ザラブ(シン・ウルトラマン)の徹底解説・考察まとめ

ザラブとは、『シン・ウルトラマン』の登場人物で、地球人を「地球の害獣」と見なして絶滅させることを目論む外星人。
「体の前半分の皮膚以外が透明」という奇怪な姿をしている。電子機器を操る生体器官を有しており、外見をまったく別のものに変える擬態能力を持つ。ウルトラマンこそは自身の計画の最大の障害だと判断し、禍特隊の神永新二と融合していた彼を監禁する一方、自身はウルトラマンの姿になって都市を攻撃。人類の間に疑念と互いへの敵意を植え付けて大戦争を巻き起こそうと画策した。

禍特隊の分析官。神永の姿で行動するウルトラマンから、彼からマルチバースに格納している本来の力を取り出すためのアイテムであるベーターカプセルを委ねられる。
ザラブの工作でウルトラマンと神永が同一存在であることが世間に知れ渡り、多くの者が動揺する中、禍特隊の仲間たちともども「自分たちにこれを預けたということは、彼は助けを求めているのだ」と察し、そのSOSに応えるために奮闘。ザラブに監禁されていたウルトラマンを救出する。

ザラブからすれば無視して問題ないような未熟かつ弱小の知的生命体でしかない浅見たち地球人が、だからこそ“群れ”という巨大な存在の中で個々が助け合う性質を持つことへの理解が不足していたことが、彼の致命的な敗因となった。

滝明久(たき あきひさ)

禍特隊に所属する非粒子物理学者。自身の見地から禍威獣の能力や有効な攻撃を推測し、これを提案するのが役割。
本部の自分用のスペースに趣味のアイテムを持ち込むなど、公私の切り分けができていないところがある。ザラブとの最初の接触の際、彼の能力で作業中だったパソコン内部のデータが完全に消去してしまった時には絶望の声を上げるも、直後に彼がそれをあっさり復元してみせたことには驚嘆していた。

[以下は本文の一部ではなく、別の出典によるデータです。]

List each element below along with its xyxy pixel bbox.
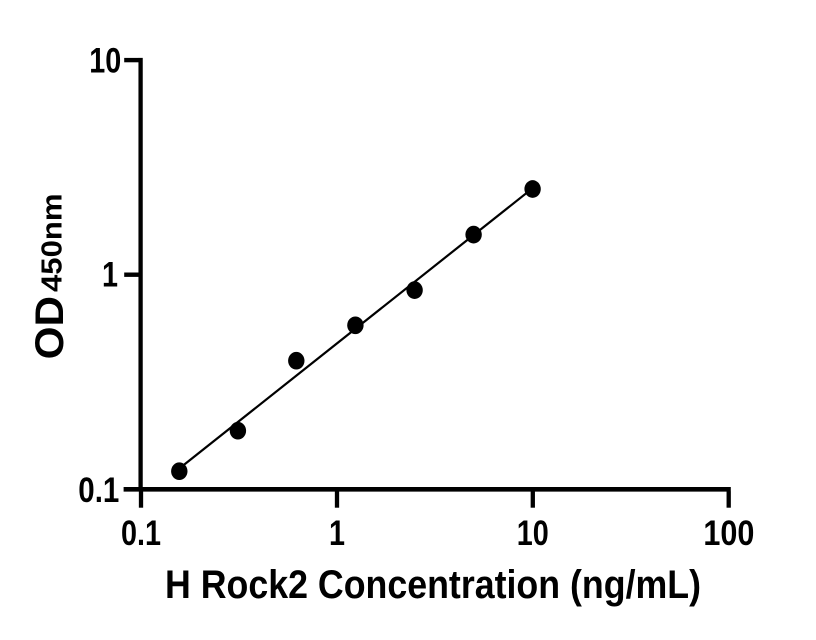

ザラブ(シン・ウルトラマン)の裏話・トリビア・小ネタ/エピソード・逸話

殺陣に取り入れられた原作オマージュ

『シン・ウルトラマン』はウルトラシリーズの第1作である『ウルトラマン』を現代の技術と発想でリメイクした作品である。そのため作中のほぼ全てのエピソードは原作である『ウルトラマン』にも登場し、それを現代風に洗練したものとなっているが、中には余程のマニアでなければ気付かないような演出も存在する。
本作でのザラブとウルトラマンの戦闘中、偽者のウルトラマンに扮したザラブがウルトラマンの頭部にチョップを食らわせるも、相手の頑強さにかえって自分がダメージを受けてしまったのか痛がって手を振るシーンがある。実はこれは原作のウルトラマンと偽ウルトラマンが戦うシーンにも登場しており、それを再現したものとなっている。

当時の着ぐるみは今のものほどの柔軟性が無く、特にマスクは非常に硬い素材でできていた。偽ウルトラマンのアクターが演技の中でこれを攻撃した際、当たり所が悪くて自分の手を傷めてしまい、咄嗟に手を振ってそれを紛らわせたというのが真相で、これを「おもしろい」と現場が考えたこと、そもそも取り直す余裕がなかったことなどからそのまま採用された。言ってしまえば撮影現場で起きたちょっとしたアクシデントだが、「卑劣な作戦でウルトラマンを貶めようとしたザラブが不意に人間らしい仕草をする」ことの意外性や、「相手の攻撃を食らってもまったく怯まないどころか、攻撃してきた敵の方がダメージを受けるというウルトラマンの圧倒的な強さ」を表す名シーンとしてファンには認知されている。
1秒程度しかないごく短いシーンではあるが、特撮ファンの間では有名なこのエピソードをわざわざ取り入れるのは、『ウルトラマン』の熱烈なマニアとして知られる庵野秀明らしいアイデアだといえる。